What Is Politicon? The Fun New Convention Blurs The Lines Of Politics & Entertainment

This weekend, the Los Angeles Convention Center will play host to Politicon, the first ever political convention. Although it may sound like a serious event for policymakers and national leaders, that couldn't be further from the truth. Politicon, simply put, is intended to be like Comic-Con — except for political nerds.

For two days, politics junkies across the country can join together for discussion, debate, and a rousing good time. According to Simon Sidi, the con's founder, the intent of the event is simply to entertain. Like any other convention, Politicon holds no other function than to encourage individuals with a similar interest to come together in celebration of their passion.

A few years ago, it might have sounded unusual for politics to be classified under entertainment (or even listed as a kind of interest). But the current climate surrounding the 2016 election has changed our notion of what it means to be "interested in politics." No longer is it reserved for political science majors and kooky uncles who ruin Thanksgiving. Politics have become interesting. Politics have become cool.

And the Politicon lineup is definitely cool. The Daily Show host Trevor Noah is expected to make an appearance, alongside the widely popular Young Turks host Cenk Uygur. Black Lives Matter activists will be hosting a panel, and the International Spy Museum will live broadcast their podcast. In between panels, Politicon attendees can check out movie screenings and stand-up comedy routines.

And the event is entirely nonpartisan. Conservative writer Ann Coulter will host two panels, as well as former Speaker of the House Newt Gingrich. Some of the planned panels focus on the right to life and religious freedom. Sabo, the artist responsible for those shirtless Ted Cruz posters, will also be in attendance.

What Politicon is attempting is almost revolutionary: blending politics and pop culture in an effort to bring both sides of the aisle together for the sake of larger discussion. And though some may dread the combination of politics and entertainment, it may not be the terrible, cataclysmic event that some may fear.

According to Vanity Fair, individuals who come in cosplay — meaning dressed in costume — will receive free entrance to the event. But the sea of individuals in Hillary Clinton or Richard Nixon costumes will be sitting down to listen to robust discussions from former Obama adviser David Axelrod and POLITICO's Chief White House correspondent Mike Allen. This isn't "politics lite." It's full-blown politics, with a side of fun.
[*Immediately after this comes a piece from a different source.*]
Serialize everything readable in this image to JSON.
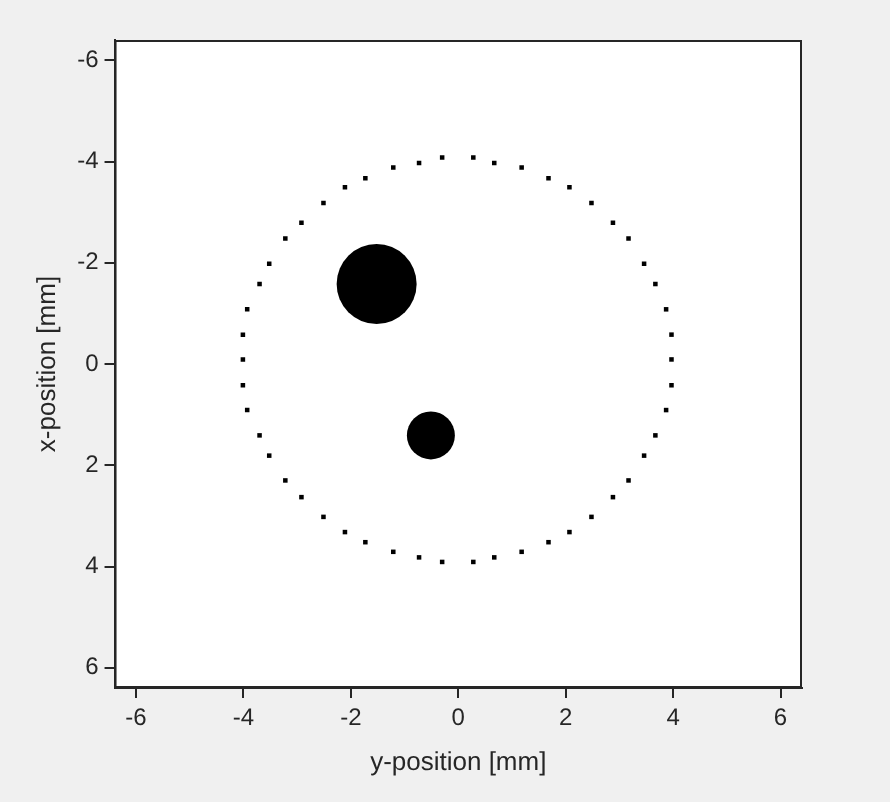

And making politics fun and inviting is, frankly, necessary. By setting aside the nation's legislative process as a dry, stuffy subject reserved for old white men, it is inherently limiting diversity and interest for a broader audience. There will be no youth voters if the youth don't think taking part in the political arena is of any interest. By adding an element of fun, it encourages exploration, debate, and learning — resulting in a better informed, more involved populace.